Practical example: you are considering reorganizing your ontology by merging two entity types ("Prospect" and "Lead") into one ("Contact"). You create a scenario, perform the merge, and the impact analysis shows that 3 workflows and 2 dashboards referencing "Prospect" will need to be updated.

Optimization solvers

Solvers let you define optimization problems on your data and obtain automatically computed solutions.

A solver is defined by:

  • Variables: the elements the solver can change (e.g., resource assignments, quantities).
  • Constraints: the rules that must be respected (e.g., maximum budget, limited capacity, deadlines).
  • An objective: what you want to minimize or maximize (e.g., total cost, processing time, coverage).
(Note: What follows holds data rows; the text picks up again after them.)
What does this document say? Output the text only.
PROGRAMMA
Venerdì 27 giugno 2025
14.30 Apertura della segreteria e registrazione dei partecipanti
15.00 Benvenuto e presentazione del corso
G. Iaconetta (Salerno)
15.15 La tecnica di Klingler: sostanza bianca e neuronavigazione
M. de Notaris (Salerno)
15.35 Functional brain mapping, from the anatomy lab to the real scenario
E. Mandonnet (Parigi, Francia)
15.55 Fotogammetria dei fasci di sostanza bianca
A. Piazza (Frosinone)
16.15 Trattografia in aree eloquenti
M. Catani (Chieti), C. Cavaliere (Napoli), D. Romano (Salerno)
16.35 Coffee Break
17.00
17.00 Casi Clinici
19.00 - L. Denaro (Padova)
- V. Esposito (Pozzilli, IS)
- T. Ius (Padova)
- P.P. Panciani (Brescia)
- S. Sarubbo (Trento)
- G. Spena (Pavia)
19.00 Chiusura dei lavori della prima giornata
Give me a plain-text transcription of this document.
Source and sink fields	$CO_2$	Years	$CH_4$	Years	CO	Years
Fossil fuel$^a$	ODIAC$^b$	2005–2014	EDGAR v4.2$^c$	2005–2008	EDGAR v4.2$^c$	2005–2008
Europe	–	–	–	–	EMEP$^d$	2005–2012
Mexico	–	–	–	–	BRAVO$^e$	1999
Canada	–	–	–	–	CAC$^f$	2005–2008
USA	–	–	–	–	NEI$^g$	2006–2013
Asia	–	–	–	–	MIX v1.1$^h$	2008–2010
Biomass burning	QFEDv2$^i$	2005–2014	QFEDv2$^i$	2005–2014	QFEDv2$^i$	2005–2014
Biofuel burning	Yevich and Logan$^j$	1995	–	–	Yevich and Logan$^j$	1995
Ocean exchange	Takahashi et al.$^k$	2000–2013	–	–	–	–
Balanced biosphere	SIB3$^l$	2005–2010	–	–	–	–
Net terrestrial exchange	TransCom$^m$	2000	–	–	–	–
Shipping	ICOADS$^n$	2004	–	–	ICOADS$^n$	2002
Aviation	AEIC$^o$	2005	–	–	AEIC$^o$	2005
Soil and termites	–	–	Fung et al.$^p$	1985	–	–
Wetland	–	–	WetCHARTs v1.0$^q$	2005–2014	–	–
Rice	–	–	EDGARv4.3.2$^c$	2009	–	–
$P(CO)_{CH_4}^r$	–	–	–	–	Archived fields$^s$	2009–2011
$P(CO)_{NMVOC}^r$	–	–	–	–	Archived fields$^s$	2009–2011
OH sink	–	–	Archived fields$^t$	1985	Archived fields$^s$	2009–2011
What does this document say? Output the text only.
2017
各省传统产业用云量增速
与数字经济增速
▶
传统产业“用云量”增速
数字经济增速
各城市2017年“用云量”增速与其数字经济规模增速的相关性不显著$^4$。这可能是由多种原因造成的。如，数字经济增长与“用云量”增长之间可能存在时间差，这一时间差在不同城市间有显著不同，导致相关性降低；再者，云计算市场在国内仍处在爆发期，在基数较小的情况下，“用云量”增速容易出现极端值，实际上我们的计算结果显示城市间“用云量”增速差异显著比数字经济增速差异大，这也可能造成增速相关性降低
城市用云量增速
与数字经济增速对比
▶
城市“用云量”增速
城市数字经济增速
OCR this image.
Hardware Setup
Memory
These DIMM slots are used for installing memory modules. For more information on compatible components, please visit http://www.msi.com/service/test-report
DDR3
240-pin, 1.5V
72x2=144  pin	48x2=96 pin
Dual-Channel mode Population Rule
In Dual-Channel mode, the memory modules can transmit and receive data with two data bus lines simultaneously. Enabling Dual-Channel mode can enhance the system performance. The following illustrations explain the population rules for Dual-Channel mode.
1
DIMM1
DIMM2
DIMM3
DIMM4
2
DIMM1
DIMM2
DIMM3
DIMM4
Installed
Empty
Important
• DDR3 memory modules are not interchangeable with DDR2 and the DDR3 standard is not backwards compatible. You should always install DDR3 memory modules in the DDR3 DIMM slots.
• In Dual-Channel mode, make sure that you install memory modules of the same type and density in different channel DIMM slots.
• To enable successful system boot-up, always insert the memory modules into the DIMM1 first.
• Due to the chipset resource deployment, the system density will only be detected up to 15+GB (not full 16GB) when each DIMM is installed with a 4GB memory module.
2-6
The solver explores possible combinations and returns the optimal solution or the best solutions found.

Practical example: you have 15 projects to assign to 5 teams, each with limited capacity and specific skill sets. The solver calculates the assignment that minimizes total completion time while respecting the skill constraints.

Temporal simulations

Temporal simulations let you project how your data will evolve in the future based on rules you define.

You configure:

  • A time horizon: how many days, weeks, or months to simulate.
  • A time step: the granularity of the simulation (day, week, month).
  • Evolution rules: how the data changes at each step (e.g., +3 clients/month, -5% attrition, data volume doubling every 6 months).

The simulation generates a time series of your ontology's state at each time step. You can visualize trends, identify tipping points, and adjust your rules.

Practical example: you simulate the growth of your customer base over 12 months with an acquisition rate of 50 clients/month and an attrition rate of 8%. The simulation shows that by month 9, the number of support tickets will exceed your current team's capacity.

Getting started

  1. Open your workspace and navigate to Simulation in the main menu.
  2. Create a scenario by clicking "New scenario" and selecting the entities to include.
  3. Modify the data within the scenario and review the impact analysis.
  4. For solvers: define your variables, constraints, and objective in the solver editor.
  5. For temporal simulations: configure the time horizon, time step, and evolution rules.

Scenarios are accessible to all workspace members. Solvers and temporal simulations require administrator access for configuration.